Am J Cancer Res. 2023 Nov 15;13(11):5482-5492. eCollection 2023.

Abstract

Atezolizumab plus bevacizumab (A+B) is used to treat unresectable hepatocellular carcinoma (HCC), but the optimal rescue therapy after A+B remains unclear. Combining locoregional therapy (LRT) with systemic treatment has been shown to improve tumor control, but the role in patients who fail A+B is unknown. We retrospectively enrolled patients who experienced radiological progression after A+B. Objective response rate (ORR), disease control rate (DCR), post progression survival (PPS), and secondary progression-free survival (PFS) were evaluated by modified RECIST. Inverse probability weighting (IPW) was used to balance baseline clinical features. A total of 61 patients were enrolled with a median age of 60.7 years, 83.6% male, 88.5% viral hepatitis-related, and 60.7% without prior systemic treatment before A+B. Patients receiving sequential therapies had significantly longer PPS than supportive care (10.5 vs. 2.3 months, P<0.0001). Among 37 patients received sequential systemic treatment, 18 received combined LRT. The median follow-up after post A+B failure was 6.6 months.
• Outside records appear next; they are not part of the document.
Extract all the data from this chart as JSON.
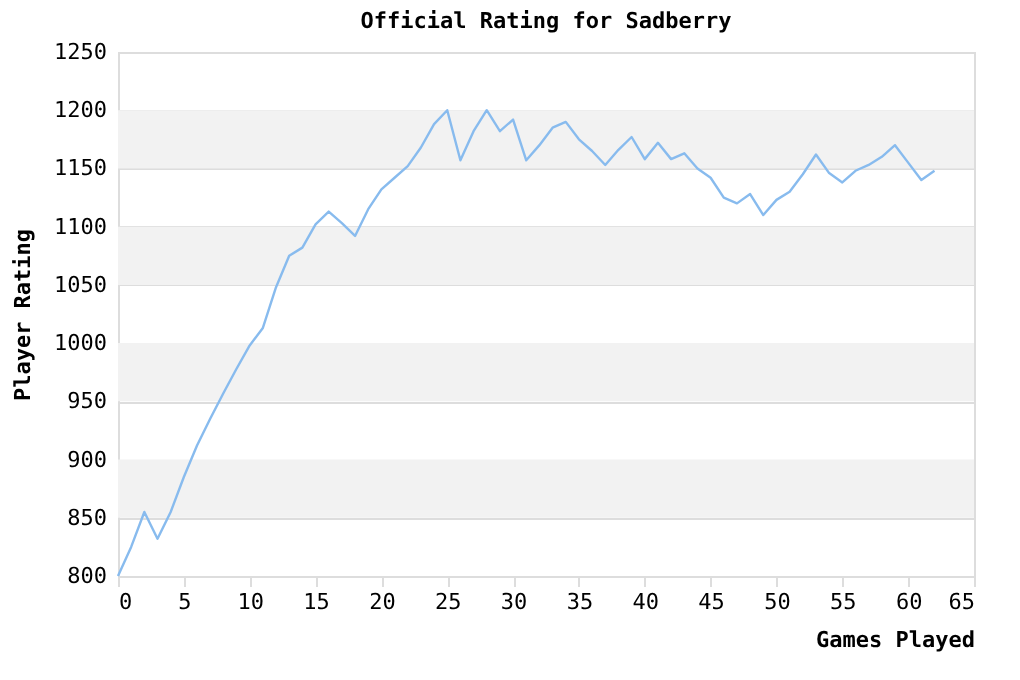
{
  "chart_data": {
    "type": "line",
    "title": "Official Rating for Sadberry",
    "xlabel": "Games Played",
    "ylabel": "Player Rating",
    "x": [
      0,
      1,
      2,
      3,
      4,
      5,
      6,
      7,
      8,
      9,
      10,
      11,
      12,
      13,
      14,
      15,
      16,
      17,
      18,
      19,
      20,
      21,
      22,
      23,
      24,
      25,
      26,
      27,
      28,
      29,
      30,
      31,
      32,
      33,
      34,
      35,
      36,
      37,
      38,
      39,
      40,
      41,
      42,
      43,
      44,
      45,
      46,
      47,
      48,
      49,
      50,
      51,
      52,
      53,
      54,
      55,
      56,
      57,
      58,
      59,
      60,
      61,
      62
    ],
    "series": [
      {
        "color": "#88bbee",
        "values": [
          800,
          825,
          855,
          832,
          855,
          885,
          912,
          935,
          957,
          978,
          998,
          1013,
          1048,
          1075,
          1082,
          1102,
          1113,
          1103,
          1092,
          1115,
          1132,
          1142,
          1152,
          1168,
          1188,
          1200,
          1157,
          1182,
          1200,
          1182,
          1192,
          1157,
          1170,
          1185,
          1190,
          1175,
          1165,
          1153,
          1166,
          1177,
          1158,
          1172,
          1158,
          1163,
          1150,
          1142,
          1125,
          1120,
          1128,
          1110,
          1123,
          1130,
          1145,
          1162,
          1146,
          1138,
          1148,
          1153,
          1160,
          1170,
          1155,
          1140,
          1148
        ]
      }
    ],
    "xlim": [
      0,
      65
    ],
    "xticks": [
      0,
      5,
      10,
      15,
      20,
      25,
      30,
      35,
      40,
      45,
      50,
      55,
      60,
      65
    ],
    "ylim": [
      800,
      1250
    ],
    "yticks": [
      800,
      850,
      900,
      950,
      1000,
      1050,
      1100,
      1150,
      1200,
      1250
    ],
    "grid": "y",
    "marker": "none",
    "line_style": "solid"
  }
}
The combined LRT group had higher ORR (27.8 vs. 0%, P=0.0197) and DCR (72.2 vs. 26.3%, P=0.0052) than systemic alone group. The median PPS and secondary PFS were significantly longer in combined LRT group (PPS: 12.2 vs. 5.8 months, P=0.0070; PFS: 5.0 vs. 2.6 months, P=0.0134) than systemic alone group. After IPW analysis, patients with combined LRT had superior PPS and secondary PFS. The incidence rates of AEs were higher in LRT combination compared to systemic alone (any grade AEs: 94.4 vs. 63.2%, P=0.0422; severe AEs: 33.3 vs. 5.3%, P=0.0422). No significant albumin-bilirubin index changed in the first 3 months in combined LRT group (0.966 [0.647-1.443], P=0.867) though a trend of deterioration in systemic alone group. In conclusion, sequential systemic therapy provides survival benefits after A+B failure. Furthermore, combining LRT with systemic treatment could provide better tumor responses and survival benefits with acceptable toxicity than systemic therapy alone.

Keywords: Rescue therapy; hepatocellular carcinoma; locoregional therapy; toxicity; tumor response.